Your problem can be solved in $O(\log k)$ time per query by augmenting layered range trees. Let me start with a slower solution first, and then I discuss how the time complexity can be improved.
Consider each segment $[s_i, e_i]$ as a $2$-dimensional point $(s_i, e_i)$ with an associated weight $w_i$. In your case $w_i = e_i - s_i$, but the following solution works in general.
A 2D-range tree consists in a logarithmic-height outer binary-search tree in which each leaf represents the $x$-coordinate of a point, which can be thought of as a trivial interval. Each internal vertex $v$ having $u$ and $z$ as children represents the interval of the $x$-axis going from the left endpoint of $u$'s interval to the right endpoint of $v$'s interval.
A vertex $v$ of the outer tree points to an array $A(v)$ storing exactly the points whose $x$-coordinate lies in $v$'s interval. This array is sorted according to the points' $y$-coordinate.
Let $k$ be the number of points in the range tree. Given an interval $[x_a,x_b]$ of the $x$-axis and an interval $[y_a, y_b]$ of the $y$-axis, we can navigate the outer tree to find a set $V$ of $O(\log k)$ vertices such the union of their intervals covers exactly $[x_a,x_b]$. In your case $x_a = y_a = L$, $x_b = y_B = R$.
For each vertex $v \in V$ we can further binary search the array $A(v)$ to find the range of indices $i_v, j_v$ of $A(v)$ containing the points that simultaneously have their $x$ coordinate in $[x_a,x_b]$ (from the choice of $v$) and their $y$ coordinate in $[y_a, y_b]$ (from the binary search).
Each binary search requires $O(\log k)$ time. Therefore, the total time spent so far is $O(\log^2 k)$.

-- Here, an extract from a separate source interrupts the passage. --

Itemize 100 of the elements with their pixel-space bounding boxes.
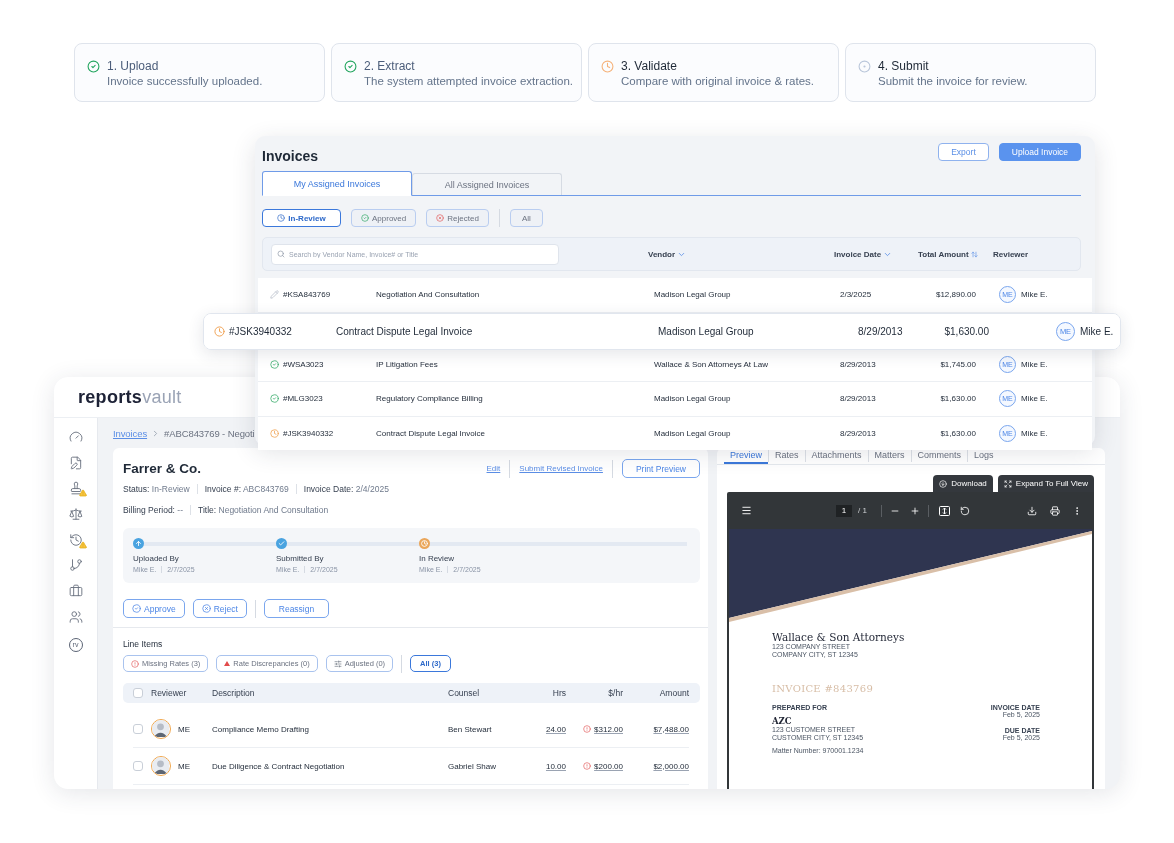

To find the point with the largest weight, the trivial solution would be to inspect all points $(s_i,e_i)$ in the discovered ranges and return the one maximizing $w_i$, however this would be too costly since there can be many candidates. Instead, we can build a satellite range minimum query (RMQ) oracle $\mathcal{O}(v)$ attached to each $A(v)$. A range minimum query oracle preprocesses an array $B$ and, given two indices $i$ and $j$, is able to report an index $h$ such that $i \le h \le j$ and $B[h]$ is maximized. These oracles can be built in linear time and support constant-time queries. For each $A(v)$ consider the array $B(v)$ such that the $i$-th entry of $B(v)$ is the weight of the $i$-th point in $A(v)$ and then build a RMQ oracle $\mathcal{O}(v)$ on $B(v)$.
You can now query each oracle $\mathcal{O}(v)$ with $v \in V$ using the indices $i_v, j_v$ to find the point with maximum weight. Querying all oracles requires $O(\log k)$ time, and hence the overall time spent is $O(\log^2 k + \log k) = O(\log^2 k)$ per query.
To reduce the query time further, you can use the cross linking idea from fractional cascading. This is a known technique and the resulting data structure is known a layered range tree. Essentially, you are able to simultaneously find the set $V$ and, for each $v \in V$, all the indices $i_v$ and $j_v$ in time $O(\log k)$ (instead of $O(\log^2 k)$). This brings down the overall time needed to answer a query to just $O(\log k)$.
The building time of a layered range tree with two dimensions and $k$ points is $O(k \log k)$, and so is the time needed to build the satellite RMQ oracles (since the overall size of all the arrays is also $O(k \log k)$).
Here is a C++ implementation of a 2D Layered range tree that can be augmented by defining custom node types via dependency injection. The relevant file is TwoDLayeredRangeTree.h
and is heavily commented.
In the same repository there is an implementation of a RMQ oracle via jump pointers. The building time of such an oracle is $O(n \log n)$ (more complex oracles having a linear building time exist) and the query time is $O(1)$ as long as std::bit_width
runs in constant time (modern processors can report the number of leading 0s in a single instruction).
Finally, there is also an an example program defining a custom range tree node that uses the above RMQ oracle and (essentially) solves the problem mentioned above (more precisely it shows how to find the lightest point in a specified 2D query range).
A compiler supporting C++20 is required.